At its meeting today, the New York State Joint Commission on Public Ethics (JCOPE) revised rules governing disclosure of sources of funds for lobbying campaigns. The Brennan Center released the following statement from Corporate General Counsel Kelly Williams.
“Everyday New Yorkers deserve to know who is influencing lawmakers in Albany. When groups with vague and unrecognizable names conduct expensive lobbying campaigns, voters can’t tell who is trying to influence the legislative process. Today, the Commission took an important first step toward real disclosure, by requiring vague spenders to disclose either the name of a natural person who controls them, or an additional layer of corporate control. We look forward to working with the Commission throughout the upcoming public comment period to ensure the media, citizens, and policymakers in New York receive full and complete information on who is funding lobbying campaigns.”
As part of the Public Integrity Act of 2011, New York state enacted the nation’s first system of disclosure of funding sources for entities spending more than $50,000 per year on lobbying expenditures.

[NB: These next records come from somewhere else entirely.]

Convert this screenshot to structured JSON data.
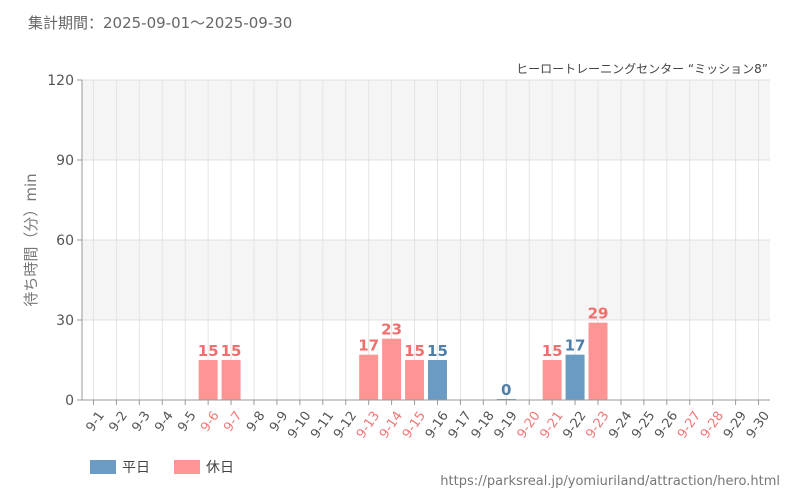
{
  "header": {
    "period": "集計期間：2025-09-01〜2025-09-30"
  },
  "colors": {
    "weekday": "#6b9bc3",
    "holiday": "#ff9494",
    "weekday_label": "#4f7fa8",
    "holiday_label": "#f06e6e",
    "axis_text": "#555555",
    "holiday_tick": "#f07878"
  },
  "footer": {
    "url": "https://parksreal.jp/yomiuriland/attraction/hero.html"
  },
  "chart_data": {
    "type": "bar",
    "subtitle": "ヒーロートレーニングセンター “ミッション8”",
    "ylabel": "待ち時間（分）min",
    "xlabel": "",
    "ylim": [
      0,
      120
    ],
    "yticks": [
      0,
      30,
      60,
      90,
      120
    ],
    "grid": true,
    "legend_position": "bottom-left",
    "categories": [
      "9-1",
      "9-2",
      "9-3",
      "9-4",
      "9-5",
      "9-6",
      "9-7",
      "9-8",
      "9-9",
      "9-10",
      "9-11",
      "9-12",
      "9-13",
      "9-14",
      "9-15",
      "9-16",
      "9-17",
      "9-18",
      "9-19",
      "9-20",
      "9-21",
      "9-22",
      "9-23",
      "9-24",
      "9-25",
      "9-26",
      "9-27",
      "9-28",
      "9-29",
      "9-30"
    ],
    "holiday_flags": [
      false,
      false,
      false,
      false,
      false,
      true,
      true,
      false,
      false,
      false,
      false,
      false,
      true,
      true,
      true,
      false,
      false,
      false,
      false,
      true,
      true,
      false,
      true,
      false,
      false,
      false,
      true,
      true,
      false,
      false
    ],
    "values": [
      null,
      null,
      null,
      null,
      null,
      15,
      15,
      null,
      null,
      null,
      null,
      null,
      17,
      23,
      15,
      15,
      null,
      null,
      0,
      null,
      15,
      17,
      29,
      null,
      null,
      null,
      null,
      null,
      null,
      null
    ],
    "series": [
      {
        "name": "平日"
      },
      {
        "name": "休日"
      }
    ]
  }
}
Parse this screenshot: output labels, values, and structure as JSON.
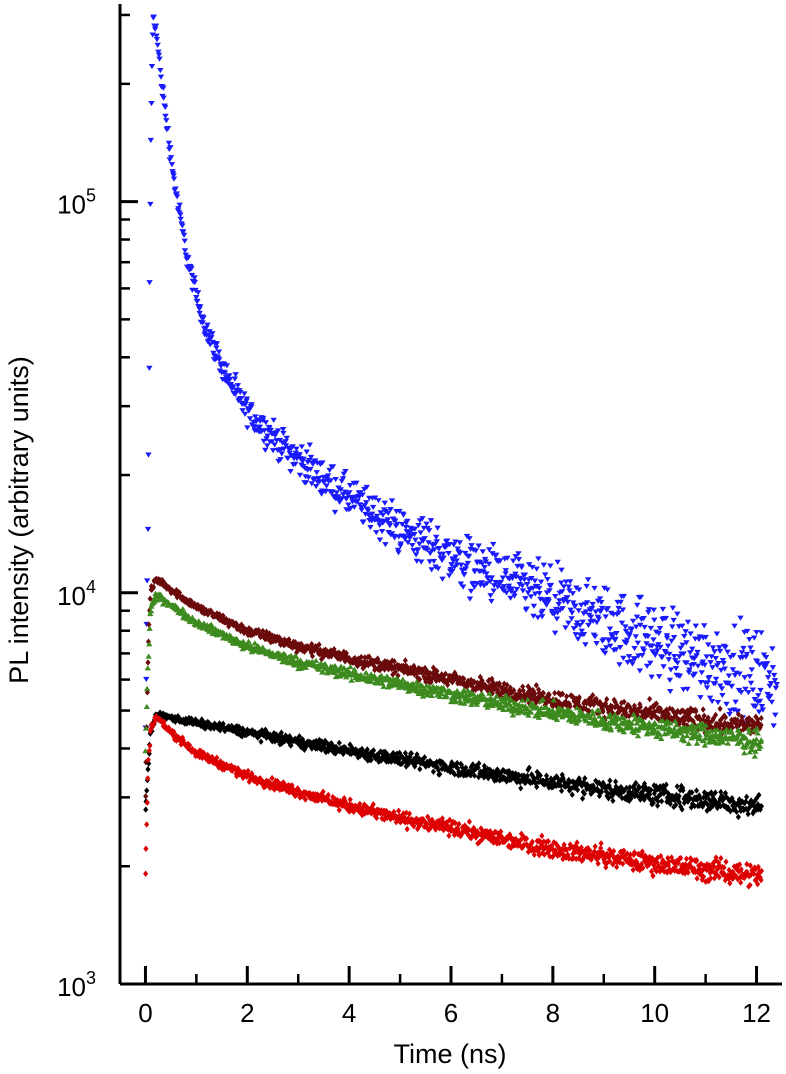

The purpose of this requirement is to end the practice of black box lobbying in the state — that is, expensive lobbying campaigns conducted by entities with names that are not readily recognizable. The new law requires organizations that spend more than $50,000 per year on lobbying in New York state to disclose all sources of funds in excess of $5,000.
The first reports on large donors to these kinds of lobbying campaigns, covering the period July 1, 2012 through December 31, 2012, were due on January 15 and made available on JCOPE’s website. However, several lobbying campaigns disclosed funding sources with unrecognizable names, such as limited liability companies not obviously engaged in a regular trade or business, thus circumventing the purpose of the law.
To address this concern, the Brennan Center recommended to the Commission that all reportable sources of funds for lobbying campaigns should be required to include the name of a natural person who exercises executive authority. We note that all registered lobbyists and their clients are required to include the name of their principal officer on their filings. Omitting the requirement of natural person identification on sources of funds is an obvious loophole that should be closed. We continue to urge the Commission to adopt this recommendation.